Cuando el debate sea sólo un eco y se disipen tanto la satisfacción de los que se sintieron ganadores como la turbación de los que se palpaban los bolsillos, quedará la realidad que habita fuera de los muros del Congreso: la perspectiva de cuatro convocatorias electorales en el espacio de nueve meses.
Dentro, a salvo de una sociedad cansada, enfadada y decepcionada, y protegidos de los partidos emergentes, PP y PSOE volvieron a sentirse fuertes. Por unas horas, de nuevo se creyeron protagonistas del toma y daca al que han estado jugando durante décadas, felices de volver a ser a ellos mismos, como si fuera posible ignorar la sequía dando simplemente brazadas en el aire.

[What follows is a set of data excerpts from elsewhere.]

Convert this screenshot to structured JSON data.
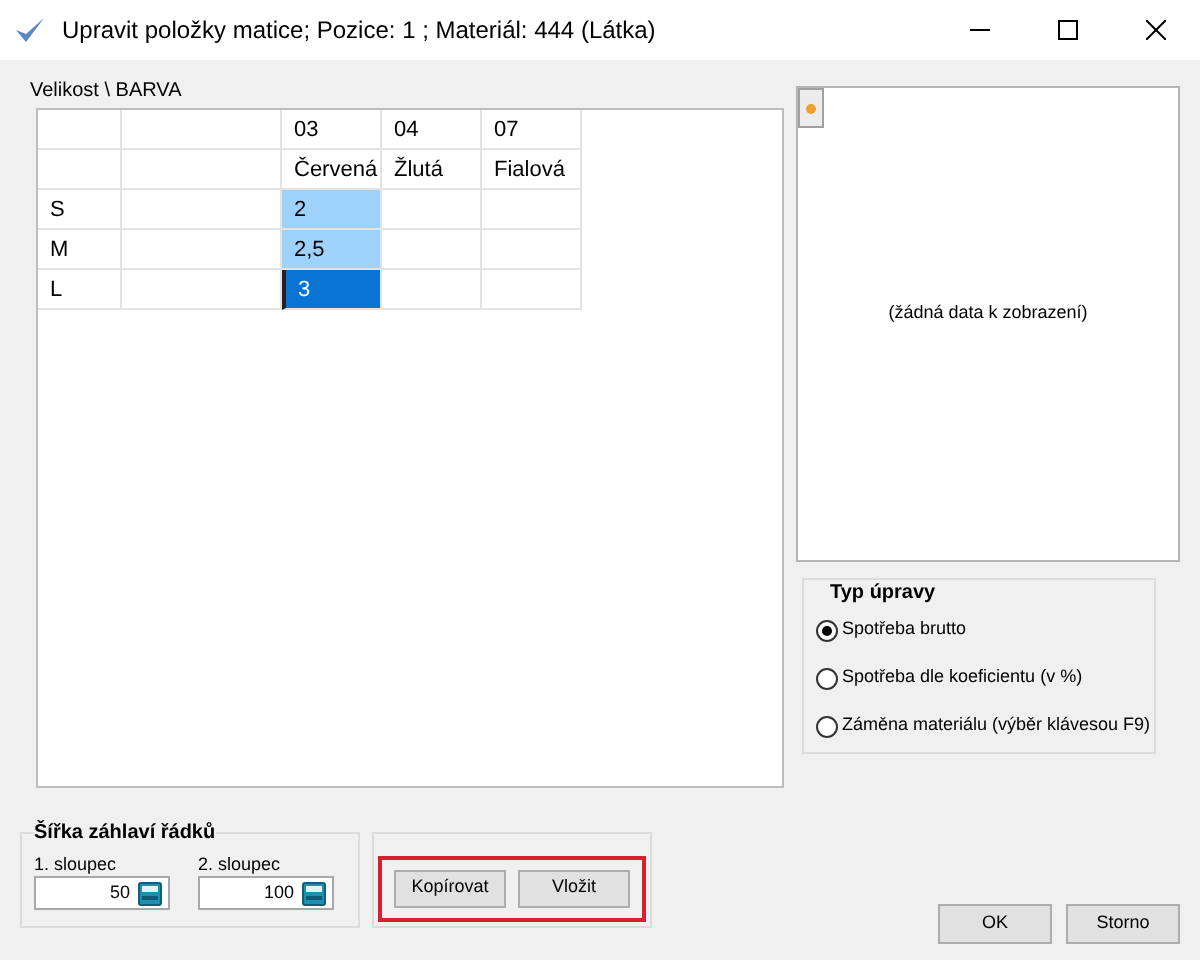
{
  "window": {
    "title": "Upravit položky matice; Pozice: 1 ; Materiál: 444 (Látka)"
  },
  "grid": {
    "label": "Velikost \\ BARVA",
    "columns": [
      {
        "code": "03",
        "name": "Červená"
      },
      {
        "code": "04",
        "name": "Žlutá"
      },
      {
        "code": "07",
        "name": "Fialová"
      }
    ],
    "rows": [
      {
        "label": "S",
        "cells": [
          {
            "value": "2",
            "selected": true,
            "focused": false
          },
          {
            "selected": false,
            "focused": false
          },
          {
            "selected": false,
            "focused": false
          }
        ]
      },
      {
        "label": "M",
        "cells": [
          {
            "value": "2,5",
            "selected": true,
            "focused": false
          },
          {
            "selected": false,
            "focused": false
          },
          {
            "selected": false,
            "focused": false
          }
        ]
      },
      {
        "label": "L",
        "cells": [
          {
            "value": "3",
            "selected": true,
            "focused": true
          },
          {
            "selected": false,
            "focused": false
          },
          {
            "selected": false,
            "focused": false
          }
        ]
      }
    ]
  },
  "preview": {
    "message": "(žádná data k zobrazení)"
  },
  "edit_type": {
    "title": "Typ úpravy",
    "options": [
      {
        "label": "Spotřeba brutto",
        "selected": true
      },
      {
        "label": "Spotřeba dle koeficientu (v %)",
        "selected": false
      },
      {
        "label": "Záměna materiálu (výběr klávesou F9)",
        "selected": false
      }
    ]
  },
  "header_width": {
    "title": "Šířka záhlaví řádků",
    "fields": [
      {
        "label": "1. sloupec",
        "value": "50"
      },
      {
        "label": "2. sloupec",
        "value": "100"
      }
    ]
  },
  "clipboard_buttons": [
    "Kopírovat",
    "Vložit"
  ],
  "dialog_buttons": [
    "OK",
    "Storno"
  ]
}
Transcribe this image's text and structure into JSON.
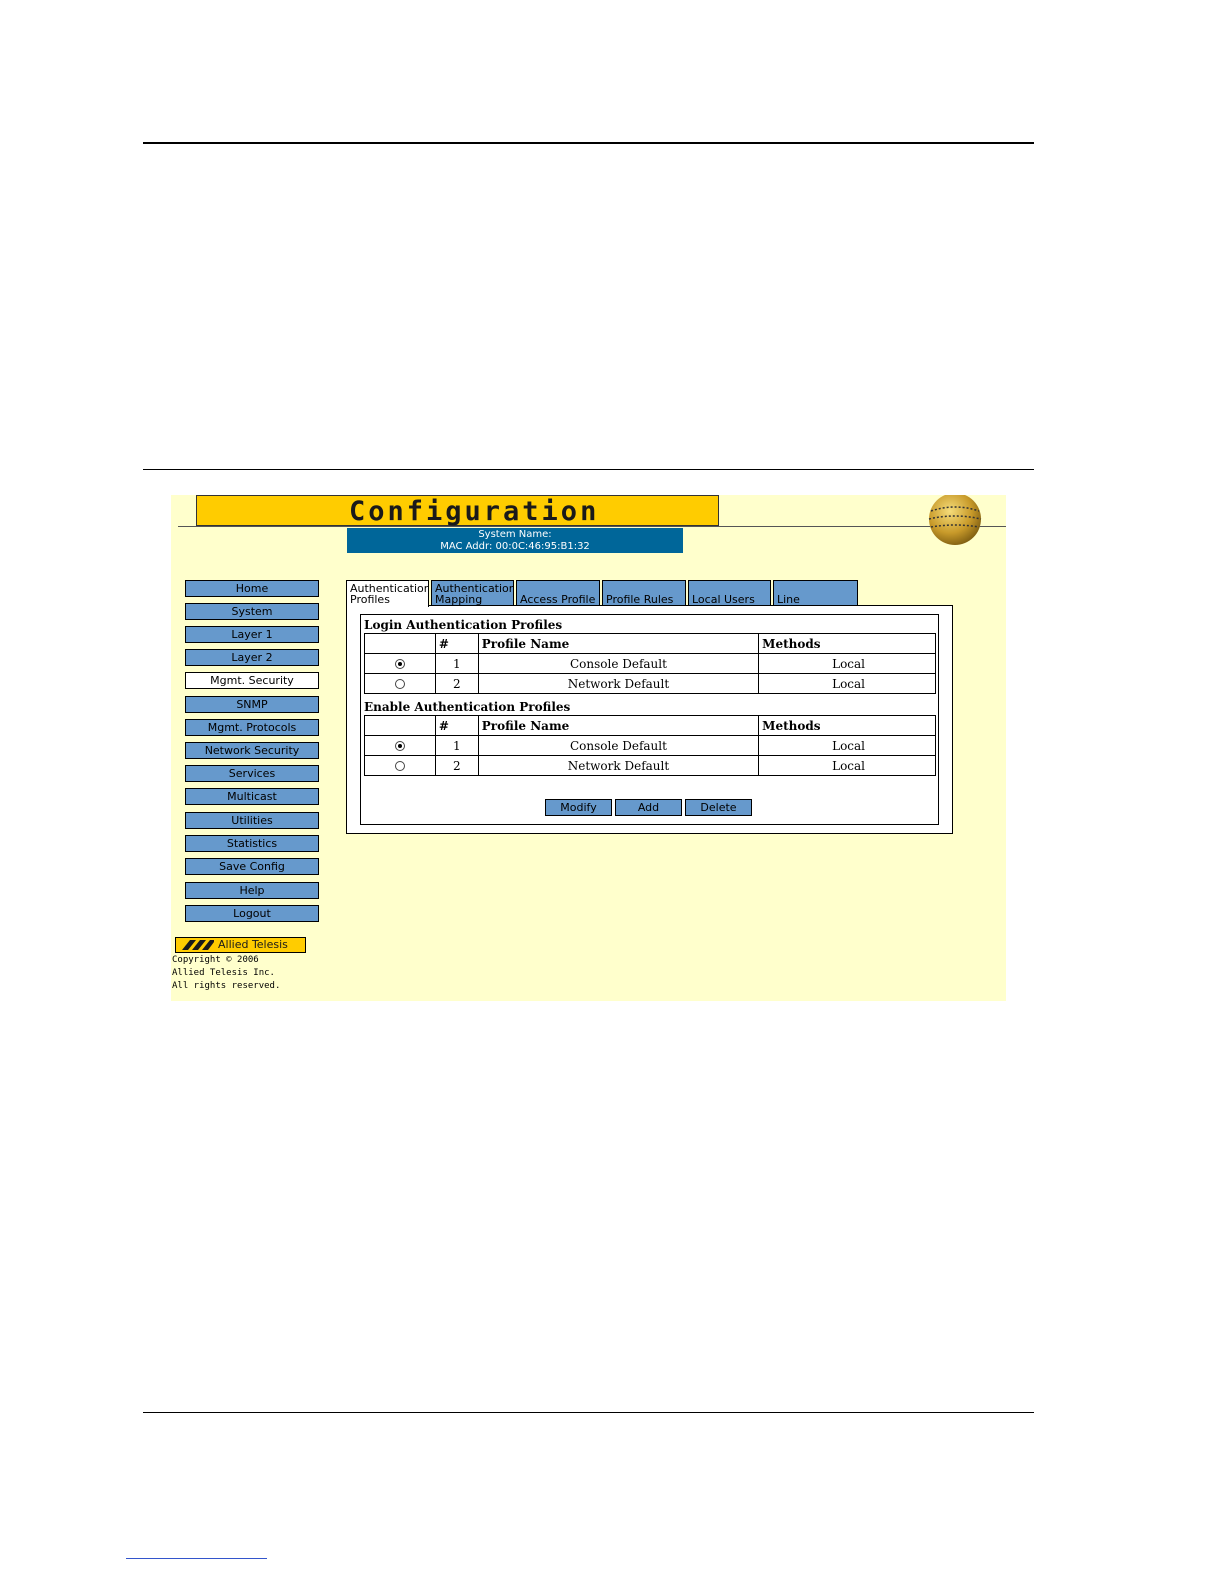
{
  "header": {
    "title": "Configuration",
    "system_name": "System Name:",
    "mac_addr": "MAC Addr: 00:0C:46:95:B1:32"
  },
  "sidebar": {
    "items": [
      {
        "label": "Home",
        "active": false
      },
      {
        "label": "System",
        "active": false
      },
      {
        "label": "Layer 1",
        "active": false
      },
      {
        "label": "Layer 2",
        "active": false
      },
      {
        "label": "Mgmt. Security",
        "active": true
      },
      {
        "label": "SNMP",
        "active": false
      },
      {
        "label": "Mgmt. Protocols",
        "active": false
      },
      {
        "label": "Network Security",
        "active": false
      },
      {
        "label": "Services",
        "active": false
      },
      {
        "label": "Multicast",
        "active": false
      },
      {
        "label": "Utilities",
        "active": false
      },
      {
        "label": "Statistics",
        "active": false
      },
      {
        "label": "Save Config",
        "active": false
      },
      {
        "label": "Help",
        "active": false
      },
      {
        "label": "Logout",
        "active": false
      }
    ]
  },
  "brand": {
    "name": "Allied Telesis",
    "copyright_line1": "Copyright © 2006",
    "copyright_line2": "Allied Telesis  Inc.",
    "copyright_line3": "All rights reserved."
  },
  "tabs": [
    {
      "line1": "Authentication",
      "line2": "Profiles",
      "active": true
    },
    {
      "line1": "Authentication",
      "line2": "Mapping",
      "active": false
    },
    {
      "line1": "",
      "line2": "Access Profile",
      "active": false
    },
    {
      "line1": "",
      "line2": "Profile Rules",
      "active": false
    },
    {
      "line1": "",
      "line2": "Local Users",
      "active": false
    },
    {
      "line1": "",
      "line2": "Line Password",
      "active": false
    }
  ],
  "login_profiles": {
    "title": "Login Authentication Profiles",
    "columns": [
      "",
      "#",
      "Profile Name",
      "Methods"
    ],
    "rows": [
      {
        "selected": true,
        "num": "1",
        "name": "Console Default",
        "methods": "Local"
      },
      {
        "selected": false,
        "num": "2",
        "name": "Network Default",
        "methods": "Local"
      }
    ]
  },
  "enable_profiles": {
    "title": "Enable Authentication Profiles",
    "columns": [
      "",
      "#",
      "Profile Name",
      "Methods"
    ],
    "rows": [
      {
        "selected": true,
        "num": "1",
        "name": "Console Default",
        "methods": "Local"
      },
      {
        "selected": false,
        "num": "2",
        "name": "Network Default",
        "methods": "Local"
      }
    ]
  },
  "actions": {
    "modify": "Modify",
    "add": "Add",
    "delete": "Delete"
  },
  "colors": {
    "background": "#ffffcc",
    "banner": "#ffcc00",
    "button": "#6699cc",
    "info_bar": "#006699"
  }
}
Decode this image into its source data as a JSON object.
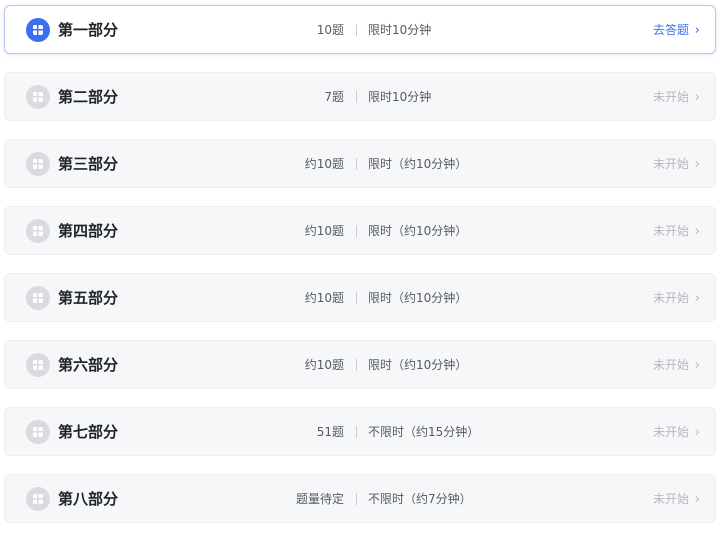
{
  "sections": [
    {
      "title": "第一部分",
      "count": "10题",
      "time": "限时10分钟",
      "status": "去答题",
      "chevron": "›",
      "icon": "list-icon",
      "active": true
    },
    {
      "title": "第二部分",
      "count": "7题",
      "time": "限时10分钟",
      "status": "未开始",
      "chevron": "›",
      "icon": "list-icon",
      "active": false
    },
    {
      "title": "第三部分",
      "count": "约10题",
      "time": "限时（约10分钟）",
      "status": "未开始",
      "chevron": "›",
      "icon": "list-icon",
      "active": false
    },
    {
      "title": "第四部分",
      "count": "约10题",
      "time": "限时（约10分钟）",
      "status": "未开始",
      "chevron": "›",
      "icon": "list-icon",
      "active": false
    },
    {
      "title": "第五部分",
      "count": "约10题",
      "time": "限时（约10分钟）",
      "status": "未开始",
      "chevron": "›",
      "icon": "list-icon",
      "active": false
    },
    {
      "title": "第六部分",
      "count": "约10题",
      "time": "限时（约10分钟）",
      "status": "未开始",
      "chevron": "›",
      "icon": "list-icon",
      "active": false
    },
    {
      "title": "第七部分",
      "count": "51题",
      "time": "不限时（约15分钟）",
      "status": "未开始",
      "chevron": "›",
      "icon": "list-icon",
      "active": false
    },
    {
      "title": "第八部分",
      "count": "题量待定",
      "time": "不限时（约7分钟）",
      "status": "未开始",
      "chevron": "›",
      "icon": "list-icon",
      "active": false
    }
  ],
  "colors": {
    "accent": "#3b6ff0",
    "inactive_text": "#b5b8bd",
    "row_background": "#f6f7f9"
  }
}
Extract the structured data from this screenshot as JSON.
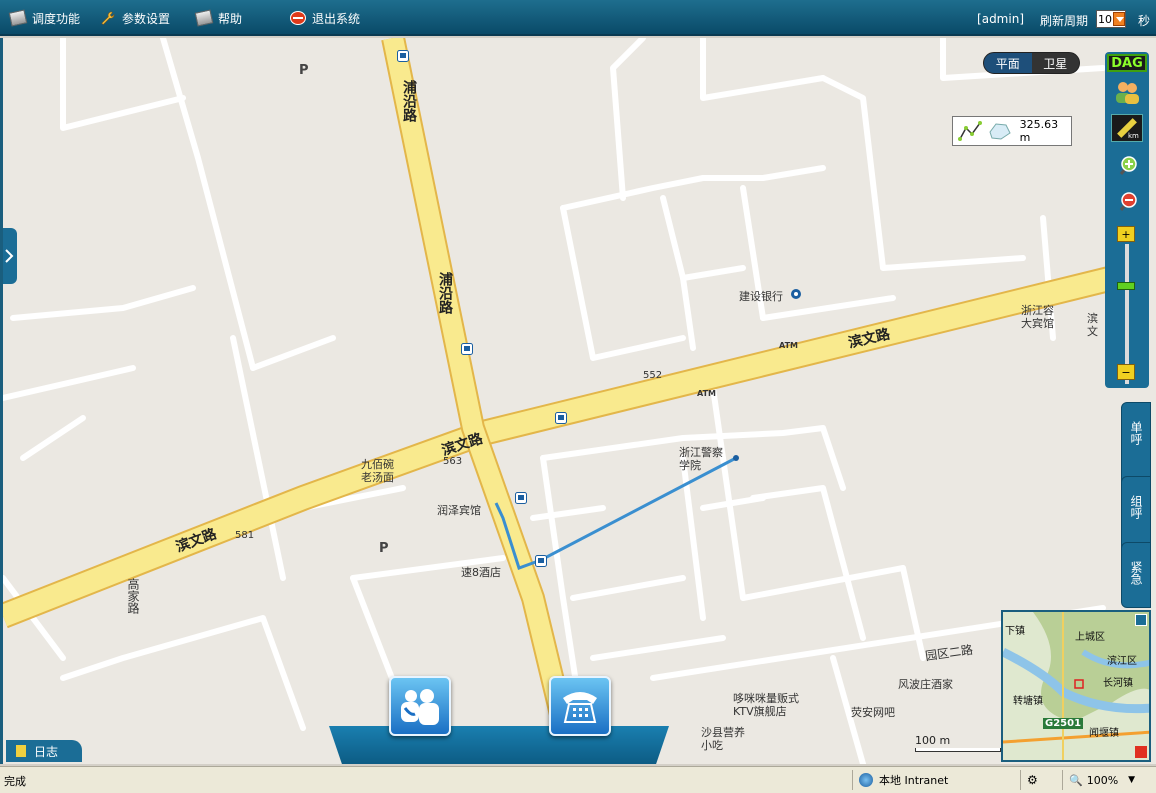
{
  "menu": {
    "items": [
      {
        "label": "调度功能",
        "icon": "dispatch-icon"
      },
      {
        "label": "参数设置",
        "icon": "wrench-icon"
      },
      {
        "label": "帮助",
        "icon": "help-icon"
      },
      {
        "label": "退出系统",
        "icon": "exit-icon"
      }
    ],
    "user": "[admin]",
    "refresh_label": "刷新周期",
    "refresh_value": "10",
    "refresh_unit": "秒"
  },
  "map": {
    "type_options": [
      "平面",
      "卫星"
    ],
    "active_type": "平面",
    "measure_value": "325.63 m",
    "scale_label": "100 m",
    "roads": {
      "binwen_1": "滨文路",
      "binwen_2": "滨文路",
      "binwen_3": "滨文路",
      "puyan_1": "浦沿路",
      "puyan_2": "浦沿路",
      "gaojia": "高家路",
      "yuanqu": "园区二路"
    },
    "route_numbers": [
      "552",
      "563",
      "581"
    ],
    "pois": {
      "ccb": "建设银行",
      "police_school": "浙江警察学院",
      "jiubaiwan": "九佰碗老汤面",
      "runze": "润泽宾馆",
      "suba": "速8酒店",
      "zhejiangrong": "浙江容大宾馆",
      "binwen_hotel": "滨文大酒",
      "ktv": "哆咪咪量贩式KTV旗舰店",
      "fengbo": "风波庄酒家",
      "yingan": "荧安网吧",
      "shaxian": "沙县营养小吃",
      "atm1": "ATM",
      "atm2": "ATM",
      "parking1": "P",
      "parking2": "P"
    },
    "brand": "DAG"
  },
  "side_tabs": [
    "单呼",
    "组呼",
    "紧急"
  ],
  "overview": {
    "labels": [
      "下镇",
      "上城区",
      "滨江区",
      "长河镇",
      "转塘镇",
      "闻堰镇",
      "G2501"
    ]
  },
  "log_tab": "日志",
  "statusbar": {
    "status": "完成",
    "zone": "本地 Intranet",
    "zoom": "100%"
  }
}
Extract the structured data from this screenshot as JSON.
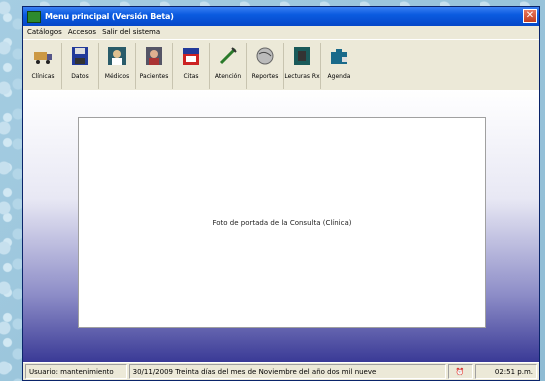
{
  "window": {
    "title": "Menu principal (Versión Beta)"
  },
  "menu": [
    "Catálogos",
    "Accesos",
    "Salir del sistema"
  ],
  "toolbar": [
    {
      "label": "Clínicas",
      "icon": "truck-icon"
    },
    {
      "label": "Datos",
      "icon": "floppy-disk-icon"
    },
    {
      "label": "Médicos",
      "icon": "doctor-icon"
    },
    {
      "label": "Pacientes",
      "icon": "patient-icon"
    },
    {
      "label": "Citas",
      "icon": "calendar-icon"
    },
    {
      "label": "Atención",
      "icon": "syringe-icon"
    },
    {
      "label": "Reportes",
      "icon": "globe-icon"
    },
    {
      "label": "Lecturas Rx",
      "icon": "xray-icon"
    },
    {
      "label": "Agenda",
      "icon": "briefcase-icon"
    }
  ],
  "panel": {
    "text": "Foto de portada de la Consulta (Clínica)"
  },
  "status": {
    "user": "Usuario: mantenimiento",
    "date": "30/11/2009  Treinta días del mes de Noviembre del año dos mil nueve",
    "time": "02:51 p.m."
  },
  "colors": {
    "accent": "#0b5be0",
    "close": "#c33d1e"
  }
}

Fuera, en la calle, la cosa no va de discursos enfáticos. Ni de subasta de promesas. En el mundo real la política va de familias desahuciadas, desempleo de larga duración, sueldos miserables y pensiones impropias del respeto que merecen nuestros mayores. Con esos mimbres, a nadie puede extrañar que este año el resultado de las elecciones vaya a depender, más que nunca, de la credibilidad y no de los programas electorales.
¿Mariano Rajoy, Pedro Sánchez o Alberto Garzón han salido del Congreso convertidos en líderes creíbles, no importa lo que hayan dicho? No lo parece, tal es el peso insoportable del posibilismo practicado por ellos mismos o por sus antecesores.
La gente no va a votar promesas, que al final se parecen mortalmente unas a otras, sino a quienes sean más creíbles a la hora de defenderlas. Y en esa carrera, PP y PSOE cargan mochilas muy pesadas a sus espaldas, por más que desde la tribuna de oradores, como entre bambalinas, todo parezca posible.